Die zerlegbare "Allzweckwaffe"

Es ist etwas, das die meisten Bischöfe erst üben müssen: das Schreiten mit Bischofsstab. Und immer dran denken: Den Stab in die Linke nehmen.

Anders als üblicherweise der Wanderstab oder Spazierstock wird der Bischofsstab links getragen, damit die rechte Hand zum Segnen frei bleibt. Gar nicht so einfach, die Handhabe des Hirtenstabes, der wohl zu den signifikantesten Erkennungszeichen eines Bischofs zählt.

Personalisierte Hirtenstäbe

Jeder Bischof hat mindestens einen Hirtenstab. Einige sind "Spezial-Anfertigungen", die der Träger meist zu seiner Bischofsweihe von einem Goldschmied herstellen ließ. Üblicherweise ist der Stab dann mit Symbolen versehen, die dem Bischof persönlich wichtig sind oder die mit seinem Wahlspruch in Verbindung stehen.
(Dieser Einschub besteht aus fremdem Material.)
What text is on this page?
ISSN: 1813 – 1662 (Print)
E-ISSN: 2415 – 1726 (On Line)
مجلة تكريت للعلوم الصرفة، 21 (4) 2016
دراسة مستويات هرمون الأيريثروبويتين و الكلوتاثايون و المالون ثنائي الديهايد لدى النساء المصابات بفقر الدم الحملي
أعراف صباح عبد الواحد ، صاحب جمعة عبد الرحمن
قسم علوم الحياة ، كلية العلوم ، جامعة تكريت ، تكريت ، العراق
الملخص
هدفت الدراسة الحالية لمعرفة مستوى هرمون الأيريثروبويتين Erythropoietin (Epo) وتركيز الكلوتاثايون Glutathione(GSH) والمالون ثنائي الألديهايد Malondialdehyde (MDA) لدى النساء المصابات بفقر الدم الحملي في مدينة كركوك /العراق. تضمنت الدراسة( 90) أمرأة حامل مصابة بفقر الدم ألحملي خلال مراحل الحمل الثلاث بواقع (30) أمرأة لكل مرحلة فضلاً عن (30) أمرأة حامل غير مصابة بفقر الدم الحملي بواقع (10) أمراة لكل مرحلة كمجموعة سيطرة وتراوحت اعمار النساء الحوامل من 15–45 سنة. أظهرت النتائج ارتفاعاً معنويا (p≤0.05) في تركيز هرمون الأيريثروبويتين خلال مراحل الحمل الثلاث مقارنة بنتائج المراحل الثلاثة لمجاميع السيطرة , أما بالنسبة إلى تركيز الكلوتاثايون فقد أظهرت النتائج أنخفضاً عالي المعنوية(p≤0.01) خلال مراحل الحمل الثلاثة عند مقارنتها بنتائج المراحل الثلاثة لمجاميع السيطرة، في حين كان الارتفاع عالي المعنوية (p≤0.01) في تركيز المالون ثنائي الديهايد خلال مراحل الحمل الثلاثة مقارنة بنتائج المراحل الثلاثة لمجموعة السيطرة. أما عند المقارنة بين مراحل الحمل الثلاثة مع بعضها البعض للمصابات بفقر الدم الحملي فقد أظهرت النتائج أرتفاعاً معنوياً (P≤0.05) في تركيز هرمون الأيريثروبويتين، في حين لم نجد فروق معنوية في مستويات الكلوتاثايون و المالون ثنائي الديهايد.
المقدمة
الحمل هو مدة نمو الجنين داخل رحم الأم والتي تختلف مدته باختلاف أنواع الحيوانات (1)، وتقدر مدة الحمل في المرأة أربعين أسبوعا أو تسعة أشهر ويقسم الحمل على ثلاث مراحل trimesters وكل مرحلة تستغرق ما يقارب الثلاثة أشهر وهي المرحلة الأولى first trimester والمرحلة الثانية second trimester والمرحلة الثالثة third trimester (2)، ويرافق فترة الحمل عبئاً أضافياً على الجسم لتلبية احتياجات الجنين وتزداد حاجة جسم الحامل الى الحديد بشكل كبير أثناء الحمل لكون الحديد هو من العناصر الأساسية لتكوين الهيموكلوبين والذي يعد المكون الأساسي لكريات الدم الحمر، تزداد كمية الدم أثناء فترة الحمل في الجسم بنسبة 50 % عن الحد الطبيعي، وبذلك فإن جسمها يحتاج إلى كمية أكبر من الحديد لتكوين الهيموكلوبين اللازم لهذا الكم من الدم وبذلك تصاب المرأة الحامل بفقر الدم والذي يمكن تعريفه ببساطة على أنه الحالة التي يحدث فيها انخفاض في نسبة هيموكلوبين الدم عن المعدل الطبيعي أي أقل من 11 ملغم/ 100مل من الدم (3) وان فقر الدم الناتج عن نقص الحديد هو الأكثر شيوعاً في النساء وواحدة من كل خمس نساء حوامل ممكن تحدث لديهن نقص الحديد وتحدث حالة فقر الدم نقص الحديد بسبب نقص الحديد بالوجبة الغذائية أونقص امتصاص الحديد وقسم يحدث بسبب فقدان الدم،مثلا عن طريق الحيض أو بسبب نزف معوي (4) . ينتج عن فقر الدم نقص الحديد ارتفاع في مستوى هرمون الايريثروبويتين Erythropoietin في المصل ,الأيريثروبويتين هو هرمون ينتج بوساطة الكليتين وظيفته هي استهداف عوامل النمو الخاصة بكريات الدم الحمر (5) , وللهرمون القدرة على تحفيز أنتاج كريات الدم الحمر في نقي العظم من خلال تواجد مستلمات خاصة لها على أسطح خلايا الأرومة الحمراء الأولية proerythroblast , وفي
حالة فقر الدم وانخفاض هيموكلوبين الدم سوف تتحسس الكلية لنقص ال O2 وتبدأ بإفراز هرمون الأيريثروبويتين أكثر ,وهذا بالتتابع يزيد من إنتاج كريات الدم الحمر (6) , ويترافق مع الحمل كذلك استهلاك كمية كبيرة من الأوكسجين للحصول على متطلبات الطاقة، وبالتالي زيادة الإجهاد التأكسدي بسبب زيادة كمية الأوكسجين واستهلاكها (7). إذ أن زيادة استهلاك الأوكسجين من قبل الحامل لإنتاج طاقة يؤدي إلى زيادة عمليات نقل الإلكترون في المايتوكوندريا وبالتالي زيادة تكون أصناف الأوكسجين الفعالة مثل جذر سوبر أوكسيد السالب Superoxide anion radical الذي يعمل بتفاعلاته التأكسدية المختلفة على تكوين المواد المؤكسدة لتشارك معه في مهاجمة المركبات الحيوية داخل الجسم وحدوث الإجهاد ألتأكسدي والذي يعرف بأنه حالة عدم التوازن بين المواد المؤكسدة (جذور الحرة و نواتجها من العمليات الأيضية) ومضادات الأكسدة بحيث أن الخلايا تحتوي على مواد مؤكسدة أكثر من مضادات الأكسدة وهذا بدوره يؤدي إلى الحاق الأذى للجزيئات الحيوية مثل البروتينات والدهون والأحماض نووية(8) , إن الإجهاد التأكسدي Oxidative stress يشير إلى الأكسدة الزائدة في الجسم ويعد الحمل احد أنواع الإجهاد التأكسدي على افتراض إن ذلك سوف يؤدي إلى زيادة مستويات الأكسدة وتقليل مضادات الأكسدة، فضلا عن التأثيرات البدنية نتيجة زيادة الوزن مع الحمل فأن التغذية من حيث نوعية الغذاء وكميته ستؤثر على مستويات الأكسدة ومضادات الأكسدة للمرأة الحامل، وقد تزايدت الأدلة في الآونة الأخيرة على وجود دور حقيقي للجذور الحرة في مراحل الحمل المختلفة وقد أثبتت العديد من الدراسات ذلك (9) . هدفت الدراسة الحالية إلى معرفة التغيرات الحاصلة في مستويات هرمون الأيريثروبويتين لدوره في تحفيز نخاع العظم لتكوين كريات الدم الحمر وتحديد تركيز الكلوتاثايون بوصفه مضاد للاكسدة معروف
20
Aber viele Bischofsstäbe sind auch "geerbt". Das heißt der Bischof trägt den Stab von einem seiner Vorgänger oder einem verstorbenen Bischof, mit dem er in besonderer Weise verbunden war. Der Träger des Stabes stellt sich damit in eine bestimmte Tradition.

 

So trug Kardinal Karl Lehmann, Vorsitzender der Deutschen Bischofskonferenz, bei seiner Bischofsweihe in Mainz 1983 den Stab, den schon sein Vorgänger Bischof Wilhelm Emmanuel Freiherr von Ketteler (1850-1877) in der Hand hatte. In der Krümme dieses prunkvollen Stabes befindet sich eine Darstellung des heiligen Martin von Tours, Patron des Mainzer Bistums und des Domes.

 

Unterhalb der Krümme werden in kleinen Medaillons vier bedeutende Bischöfe der Mainzer Kirche dargestellt: Bonifatius, Rhabanus Maurus, Willigis und Bardo. Mit der Übernahme dieses Bischofsstabes setzte Lehmann ein sinnfälliges Zeichen dafür, dass er die Jahrhunderte alte Tradition Mainzer Bischöfe fortführen will.

Aus Holz geschnitzt

Familiärere Wurzeln hat der Hirtenstab des Limburger Altbischofs Franz Kamphaus. Sein Bischofsstab ist wie sein Bischofskreuz, das er an einem einfachen Lederriemen um den Hals trägt, aus Holz geschnitzt. Und dieses Holz stammt aus einem Eichenbalken im Kuhstall seines Elternhauses im westfälischen Lüdinghausen.

 

Es erinnere ihn, so hat Bischof Kamphaus einmal erklärt, an seine Eltern, denen er seinen Glauben verdanke und die in der Zeit der Nationalsozialisten "wie eine Eiche standen, als andere umkippten". In dem schlichten, hölzernen Bischofsstab kommt aber auch zum Ausdruck, was für Kamphaus charakteristisch ist: eine bescheidene Lebensführung und Heimatverbundenheit.

 

Bis ins 13. Jahrhundert waren Holz und Elfenbein die gängigen Materialen für Bischofsstäbe. Heute überwiegen meist Gold und Silber, die Hölzernen sind rar geworden. Neben Kamphaus hatte auch der unlängst verstorbene Pariser Erzbischof Kardinal Lustiger einen Bischofsstab aus Holz. 

Halt am "Baum des Lebens"

Ebenso ließ die Äbtissin des Zisterzienserinnen-Klosters Waldsassen, Mutter Laetitia Fech, ihren Abtstab aus Holz fertigen. Das war bei ihrer Amtseinführung 1997. Die damals 40-Jährige wollte einen Stab, in dem das ursprüngliche Bild des Hirtenstabes zum Ausdruck kommt. Zudem erinnert Mutter Laetitia an die Symbolik der Wurzel Jesse: "Ich halte mich am Baum des Lebens fest, in den Christus eingelassen ist. In seiner lebendigen Nachfolge möchte ich Hirtin für meine Mitschwestern sein."

 

Entsprechend ist ein kleines Silberkreuz als einziger Schmuck oben in der Krümme des Stabes eingelassen. Der Rest ist französisches Nussbaumholz und erinnert an die französischen Wurzeln des Ordens. "Mit solch einer klaren Schlichtheit kann ich mich am besten identifizieren", sagt Mutter Laetitia.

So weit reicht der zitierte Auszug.